A quinta: “tenha um corpo são”. A prática dos exercícios espirituais precedentes contribui para produzir um corpo perfeito. Sobriedade, frugalidade, simplicidade e austeridade geram um corpo são, limpo e, logo, uma alma impecável. O sábio não teme já a chuva, o frio, o calor, a sede, a forme, o tédio, a dúvida, a melancolia, a angústia, o medo, o desespero. É, assim, livre.

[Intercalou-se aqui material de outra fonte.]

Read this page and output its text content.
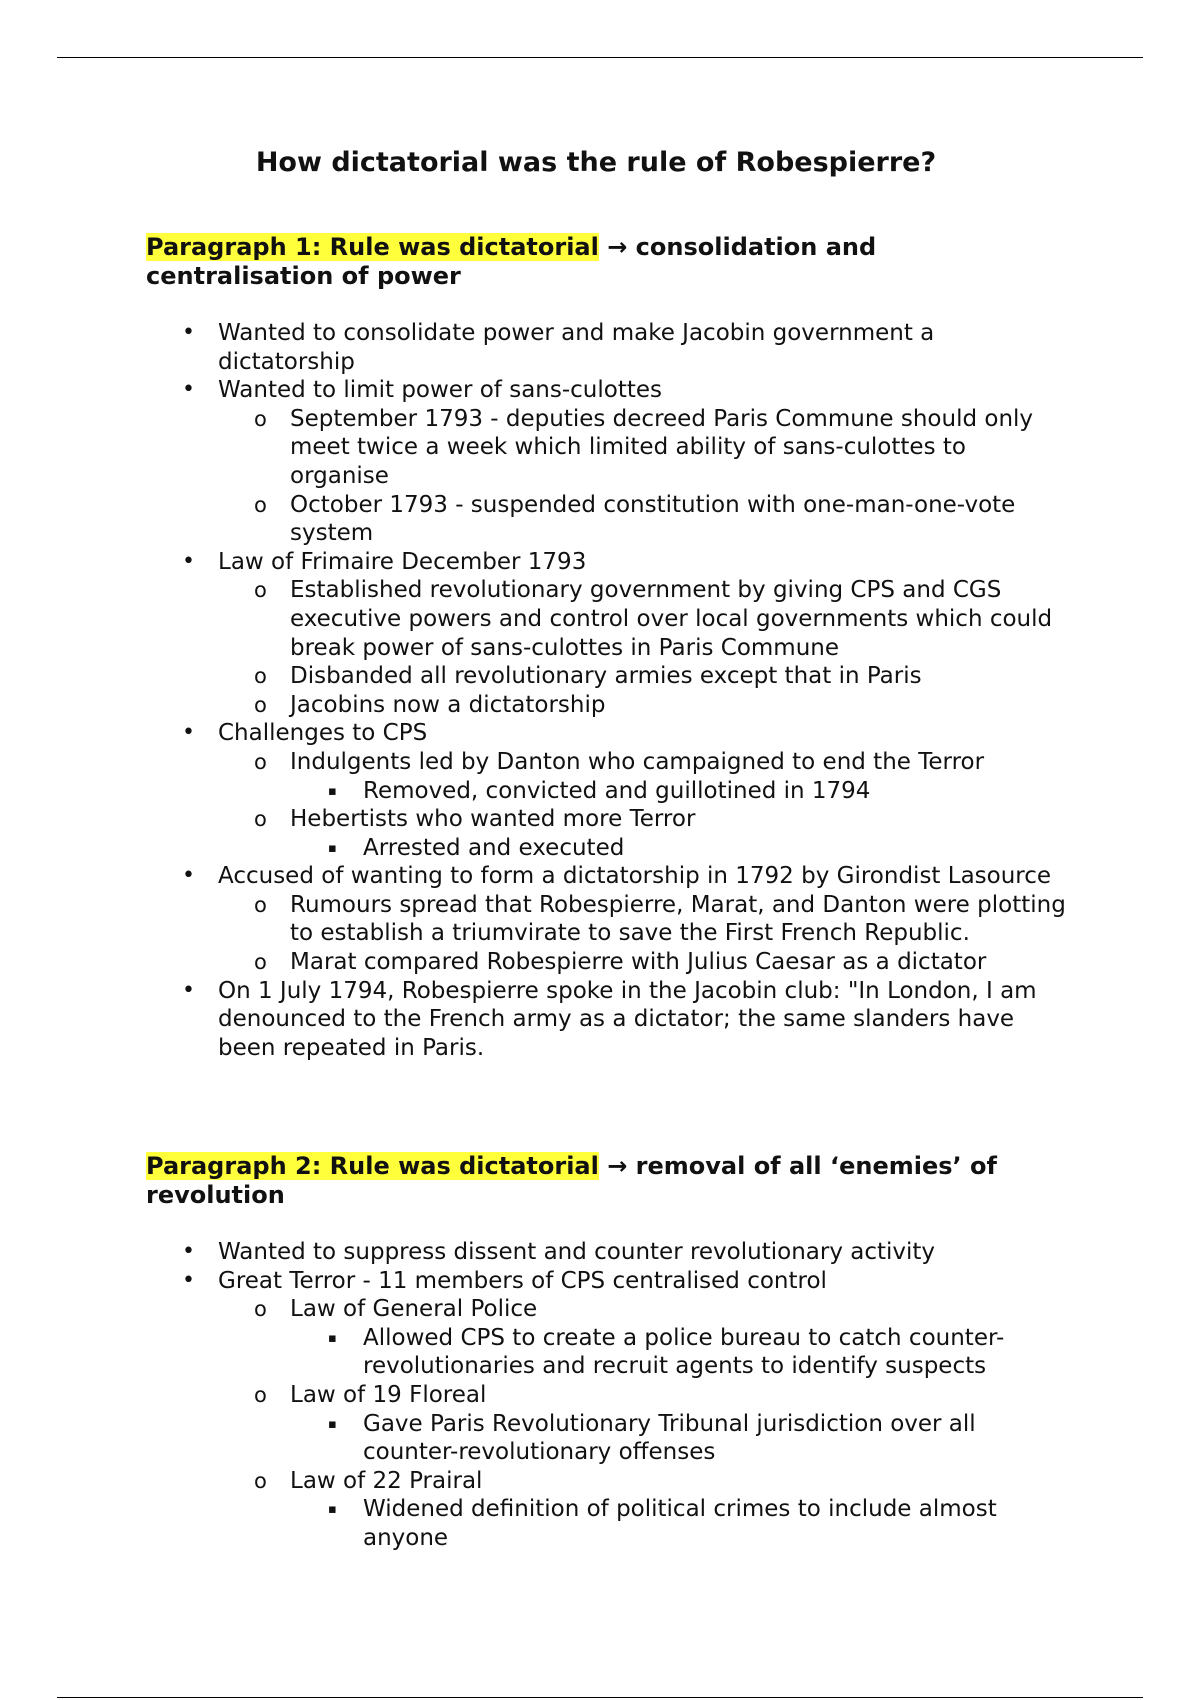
How dictatorial was the rule of Robespierre?

Paragraph 1: Rule was dictatorial → consolidation and centralisation of power

• Wanted to consolidate power and make Jacobin government a dictatorship
• Wanted to limit power of sans-culottes
o September 1793 - deputies decreed Paris Commune should only meet twice a week which limited ability of sans-culottes to organise
o October 1793 - suspended constitution with one-man-one-vote system
• Law of Frimaire December 1793
o Established revolutionary government by giving CPS and CGS executive powers and control over local governments which could break power of sans-culottes in Paris Commune
o Disbanded all revolutionary armies except that in Paris
o Jacobins now a dictatorship
• Challenges to CPS
o Indulgents led by Danton who campaigned to end the Terror
▪ Removed, convicted and guillotined in 1794
o Hebertists who wanted more Terror
▪ Arrested and executed
• Accused of wanting to form a dictatorship in 1792 by Girondist Lasource
o Rumours spread that Robespierre, Marat, and Danton were plotting to establish a triumvirate to save the First French Republic.
o Marat compared Robespierre with Julius Caesar as a dictator
• On 1 July 1794, Robespierre spoke in the Jacobin club: "In London, I am denounced to the French army as a dictator; the same slanders have been repeated in Paris.

Paragraph 2: Rule was dictatorial → removal of all ‘enemies’ of revolution

• Wanted to suppress dissent and counter revolutionary activity
• Great Terror - 11 members of CPS centralised control
o Law of General Police
▪ Allowed CPS to create a police bureau to catch counter-revolutionaries and recruit agents to identify suspects
o Law of 19 Floreal
▪ Gave Paris Revolutionary Tribunal jurisdiction over all counter-revolutionary offenses
o Law of 22 Prairal
▪ Widened definition of political crimes to include almost anyone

A sexta: “viva livre e sem compromisso”. Custa imaginar Thoreau casado e pai de família! Embora tenha manifestado em sua juventude uma paixão por certa jovem, o que demonstra que não estava desprovido de libido, e mesmo os encantos da senhora Emerson poderiam tê-lo perturbado. Thoreau foi um solteiro empedernido. Prefere sua companhia às dos demais, que mantém a distância. E quanto a humanidade, nem falamos. Escreve claramente: “Eu não dobraria correndo a esquina para ver como explode o mundo”.

Walden contém uma utopia política. Essa é, ao menos, minha hipótese. Thoreau ensina a autêntica revolução, a única que vale e que não provoca derramamentos de sangue: a que permite, mudando a si mesmo e convidando o próximo a mudar, mudar a ordem do mundo.